Optimising Calls to Large Language Models with Uncertainty-Based Two-Tier Selection
Guillem Ramírez, Alexandra Birch, Ivan Titov
TL;DR
The paper tackles budget-constrained use of dual LLMs by proposing Margin Sampling, a simple uncertainty-based cascade that uses the small model's first-token margin to decide when to call a larger model. It avoids training auxiliary metamodels or performing repeated small-model calls, and demonstrates superior cost-accuracy trade-offs across nine tasks and three LLM pairs. Across both single-task and multi-task settings, Margin Sampling outperforms routing, cascading, and meta-model approaches, with robustness to data and cost variations. The findings advocate leveraging intrinsic signals within LLM generations for efficient inference and encourage broader adoption of simple, uncertainty-driven strategies.
Abstract
Researchers and practitioners operating on a limited budget face the cost-performance trade-off dilemma. The challenging decision often centers on whether to use a large LLM with better performance or a smaller one with reduced costs. This has motivated recent research in the optimisation of LLM calls.
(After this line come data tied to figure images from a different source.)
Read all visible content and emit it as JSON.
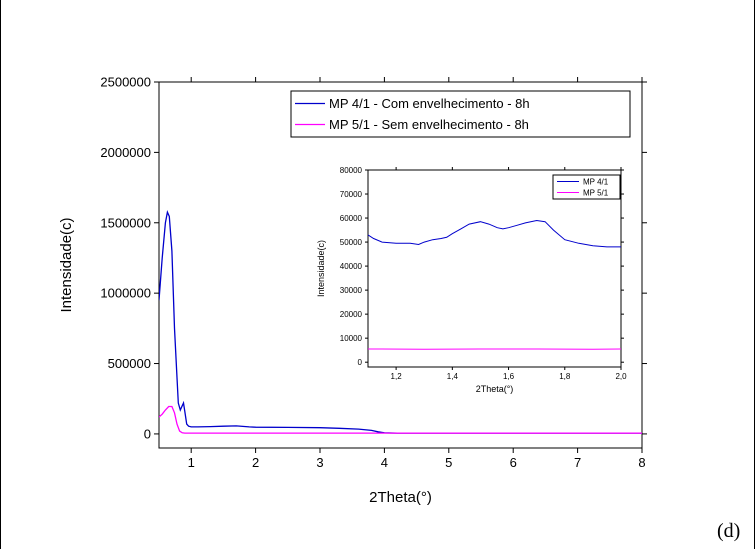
{
  "panel_label": "(d)",
  "chart_data": [
    {
      "type": "line",
      "xlabel": "2Theta(°)",
      "ylabel": "Intensidade(c)",
      "xlim": [
        0.5,
        8
      ],
      "ylim": [
        -100000,
        2500000
      ],
      "x_ticks": [
        1,
        2,
        3,
        4,
        5,
        6,
        7,
        8
      ],
      "y_ticks": [
        0,
        500000,
        1000000,
        1500000,
        2000000,
        2500000
      ],
      "y_tick_labels": [
        "0",
        "500000",
        "1000000",
        "1500000",
        "2000000",
        "2500000"
      ],
      "grid": false,
      "legend_position": "top-right",
      "series": [
        {
          "name": "MP 4/1 - Com envelhecimento - 8h",
          "color": "#0000cc",
          "x": [
            0.5,
            0.55,
            0.6,
            0.63,
            0.66,
            0.7,
            0.74,
            0.78,
            0.8,
            0.83,
            0.86,
            0.88,
            0.9,
            0.93,
            0.96,
            1.0,
            1.1,
            1.3,
            1.5,
            1.7,
            1.9,
            2.0,
            2.5,
            3.0,
            3.3,
            3.6,
            3.8,
            3.9,
            4.0,
            4.2,
            4.5,
            5.0,
            6.0,
            7.0,
            8.0
          ],
          "y": [
            950000,
            1250000,
            1500000,
            1575000,
            1545000,
            1300000,
            750000,
            400000,
            220000,
            170000,
            200000,
            220000,
            160000,
            70000,
            55000,
            50000,
            50000,
            52000,
            55000,
            57000,
            50000,
            48000,
            46000,
            44000,
            40000,
            34000,
            25000,
            15000,
            8000,
            6000,
            6000,
            5500,
            5500,
            5500,
            5500
          ]
        },
        {
          "name": "MP 5/1 - Sem envelhecimento - 8h",
          "color": "#ff00ff",
          "x": [
            0.5,
            0.55,
            0.6,
            0.65,
            0.7,
            0.74,
            0.78,
            0.82,
            0.86,
            0.9,
            1.0,
            2.0,
            4.0,
            6.0,
            8.0
          ],
          "y": [
            120000,
            140000,
            170000,
            195000,
            195000,
            150000,
            70000,
            20000,
            8000,
            6000,
            5500,
            5500,
            5500,
            5500,
            5500
          ]
        }
      ]
    },
    {
      "type": "line",
      "xlabel": "2Theta(°)",
      "ylabel": "Intensidade(c)",
      "xlim": [
        1.1,
        2.0
      ],
      "ylim": [
        -2000,
        80000
      ],
      "x_ticks": [
        1.2,
        1.4,
        1.6,
        1.8,
        2.0
      ],
      "x_tick_labels": [
        "1,2",
        "1,4",
        "1,6",
        "1,8",
        "2,0"
      ],
      "y_ticks": [
        0,
        10000,
        20000,
        30000,
        40000,
        50000,
        60000,
        70000,
        80000
      ],
      "y_tick_labels": [
        "0",
        "10000",
        "20000",
        "30000",
        "40000",
        "50000",
        "60000",
        "70000",
        "80000"
      ],
      "grid": false,
      "legend_position": "top-right",
      "series": [
        {
          "name": "MP 4/1",
          "color": "#0000cc",
          "x": [
            1.1,
            1.12,
            1.15,
            1.2,
            1.25,
            1.28,
            1.3,
            1.33,
            1.36,
            1.38,
            1.4,
            1.43,
            1.46,
            1.5,
            1.53,
            1.56,
            1.58,
            1.6,
            1.63,
            1.66,
            1.7,
            1.73,
            1.76,
            1.8,
            1.85,
            1.9,
            1.95,
            2.0
          ],
          "y": [
            53000,
            51500,
            50000,
            49500,
            49500,
            49000,
            50000,
            51000,
            51500,
            52000,
            53500,
            55500,
            57500,
            58500,
            57500,
            56000,
            55500,
            56000,
            57000,
            58000,
            59000,
            58500,
            55000,
            51000,
            49500,
            48500,
            48000,
            48000
          ]
        },
        {
          "name": "MP 5/1",
          "color": "#ff00ff",
          "x": [
            1.1,
            1.3,
            1.5,
            1.7,
            1.9,
            2.0
          ],
          "y": [
            5500,
            5400,
            5500,
            5500,
            5400,
            5500
          ]
        }
      ]
    }
  ]
}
Either a cascading strategy is used, where a smaller LLM or both are called sequentially, or a routing strategy is used, where only one model is ever called. Both scenarios are dependent on a decision criterion which is typically implemented by an extra neural model. In this work, we propose a simpler solution; we use only the uncertainty of the generations of the small LLM as the decision criterion. We compare our approach with both cascading and routing strategies using three different pairs of pre-trained small and large LLMs, on nine different tasks and against approaches that require an additional neural model. Our experiments reveal this simple solution optimally balances cost and performance, outperforming existing methods on 25 out of 27 experimental setups.